だが、「国家安全保障戦略」が示す反撃能力とは、そのようなものではない。
同戦略は「弾道ミサイル防衛という手段だけに依拠し続けた場合、今後、この脅威(=わが国へのミサイル攻撃、筆者注)に対し、既存のミサイル防衛網だけでは完全に対応することは難しくなりつつある」として反撃能力保有が必要だとする。
問題は次の記述だ。
「このため、相手からミサイルによる攻撃がなされた場合、ミサイル防衛網により、飛来するミサイルを防ぎつつ、反撃能力により相手からの更なる武力攻撃を防ぐために、我が国から有効な反撃を加える能力、すなわち反撃能力を保有する必要がある」
これは相手国から1発目のミサイルが飛んできた後、2発目以降の飛来を防ぐために敵基地を攻撃するというものだ。敵国領土の攻撃はするものの、先制攻撃ではなく、専守防衛の範囲内だ。

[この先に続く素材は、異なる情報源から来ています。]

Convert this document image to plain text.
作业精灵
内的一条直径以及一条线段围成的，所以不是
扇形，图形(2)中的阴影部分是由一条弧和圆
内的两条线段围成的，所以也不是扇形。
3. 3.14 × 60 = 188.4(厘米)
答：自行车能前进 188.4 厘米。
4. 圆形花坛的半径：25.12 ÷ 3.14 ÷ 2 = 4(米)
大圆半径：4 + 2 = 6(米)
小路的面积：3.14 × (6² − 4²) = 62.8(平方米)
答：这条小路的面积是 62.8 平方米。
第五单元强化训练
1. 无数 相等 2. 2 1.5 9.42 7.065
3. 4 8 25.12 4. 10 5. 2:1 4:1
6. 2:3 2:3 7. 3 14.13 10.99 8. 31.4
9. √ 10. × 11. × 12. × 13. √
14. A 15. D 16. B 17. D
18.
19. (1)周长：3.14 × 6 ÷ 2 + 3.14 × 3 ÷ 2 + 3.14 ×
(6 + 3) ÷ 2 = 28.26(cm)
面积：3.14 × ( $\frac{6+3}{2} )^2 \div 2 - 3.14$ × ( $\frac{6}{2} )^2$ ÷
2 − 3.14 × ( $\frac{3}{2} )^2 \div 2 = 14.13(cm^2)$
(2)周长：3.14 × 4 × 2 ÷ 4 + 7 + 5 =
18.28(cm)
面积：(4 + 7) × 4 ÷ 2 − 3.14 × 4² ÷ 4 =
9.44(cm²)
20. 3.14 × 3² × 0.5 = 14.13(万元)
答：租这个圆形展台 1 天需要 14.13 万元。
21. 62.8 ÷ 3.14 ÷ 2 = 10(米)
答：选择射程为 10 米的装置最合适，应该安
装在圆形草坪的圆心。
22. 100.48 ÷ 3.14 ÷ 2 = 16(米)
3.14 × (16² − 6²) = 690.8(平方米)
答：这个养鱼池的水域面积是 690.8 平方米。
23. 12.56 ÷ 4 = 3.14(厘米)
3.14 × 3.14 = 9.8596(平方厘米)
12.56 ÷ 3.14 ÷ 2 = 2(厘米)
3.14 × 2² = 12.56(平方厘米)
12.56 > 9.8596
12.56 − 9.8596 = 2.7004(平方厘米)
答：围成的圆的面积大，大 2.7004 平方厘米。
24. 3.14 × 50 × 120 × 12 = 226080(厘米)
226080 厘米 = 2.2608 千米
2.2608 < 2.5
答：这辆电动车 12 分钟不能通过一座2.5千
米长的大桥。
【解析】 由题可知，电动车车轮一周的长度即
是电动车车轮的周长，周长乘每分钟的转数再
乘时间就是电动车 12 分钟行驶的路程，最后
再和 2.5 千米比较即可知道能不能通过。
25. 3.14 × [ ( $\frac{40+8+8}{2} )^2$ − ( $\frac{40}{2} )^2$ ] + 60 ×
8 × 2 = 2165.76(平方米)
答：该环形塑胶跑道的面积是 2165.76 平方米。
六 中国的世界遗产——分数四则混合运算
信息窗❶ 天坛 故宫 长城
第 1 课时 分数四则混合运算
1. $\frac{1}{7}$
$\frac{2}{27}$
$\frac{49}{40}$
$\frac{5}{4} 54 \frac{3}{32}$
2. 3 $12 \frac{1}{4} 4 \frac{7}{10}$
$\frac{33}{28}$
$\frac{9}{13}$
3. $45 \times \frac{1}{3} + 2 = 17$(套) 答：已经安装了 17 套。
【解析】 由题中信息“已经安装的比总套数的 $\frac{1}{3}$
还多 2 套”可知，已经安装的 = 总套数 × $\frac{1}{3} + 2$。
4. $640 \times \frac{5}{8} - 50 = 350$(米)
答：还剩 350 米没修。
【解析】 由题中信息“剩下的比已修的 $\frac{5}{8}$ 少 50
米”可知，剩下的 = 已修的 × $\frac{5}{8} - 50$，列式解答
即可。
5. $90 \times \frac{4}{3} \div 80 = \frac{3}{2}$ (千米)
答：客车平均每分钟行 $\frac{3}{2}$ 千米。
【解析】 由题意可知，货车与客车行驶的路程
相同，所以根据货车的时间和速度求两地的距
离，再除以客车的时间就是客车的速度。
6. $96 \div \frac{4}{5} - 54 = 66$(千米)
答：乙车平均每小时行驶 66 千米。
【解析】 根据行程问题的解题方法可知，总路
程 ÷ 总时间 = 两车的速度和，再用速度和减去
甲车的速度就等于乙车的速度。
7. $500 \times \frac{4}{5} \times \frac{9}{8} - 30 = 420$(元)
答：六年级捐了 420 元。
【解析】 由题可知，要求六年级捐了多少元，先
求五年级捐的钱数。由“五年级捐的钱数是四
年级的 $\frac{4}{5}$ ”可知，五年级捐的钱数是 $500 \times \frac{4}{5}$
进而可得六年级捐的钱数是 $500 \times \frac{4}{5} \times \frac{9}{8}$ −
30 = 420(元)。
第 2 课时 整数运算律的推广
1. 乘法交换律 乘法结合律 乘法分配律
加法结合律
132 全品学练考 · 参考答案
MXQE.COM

しかし、これでは、1発目のミサイルが防衛網で防げなかった場合、日本に被害が生ずる。現に中国や北朝鮮などの極超音速ミサイルは迎撃が難しく、飽和攻撃などの実戦的な運用能力も高めている。被害は甘受せよということなのか。この程度の「反撃能力」では国は守れない。 =おわり
■八木秀次(やぎ・ひでつぐ) 1962年、広島県生まれ。早稲田大学法学部卒業、同大学院政治学研究科博士後期課程研究指導認定退学。専攻は憲法学。第2回正論新風賞受賞。高崎経済大学教授などを経て現在、麗澤大学教授。山本七平賞選考委員など。安倍・菅内閣で首相諮問機関・教育再生実行会議の有識者委員を務めた。法務省・法制審議会民法(相続関係)部会委員、フジテレビジョン番組審議委員も歴任。著書に『憲法改正がなぜ必要か』(PHPパブリッシング)など多数。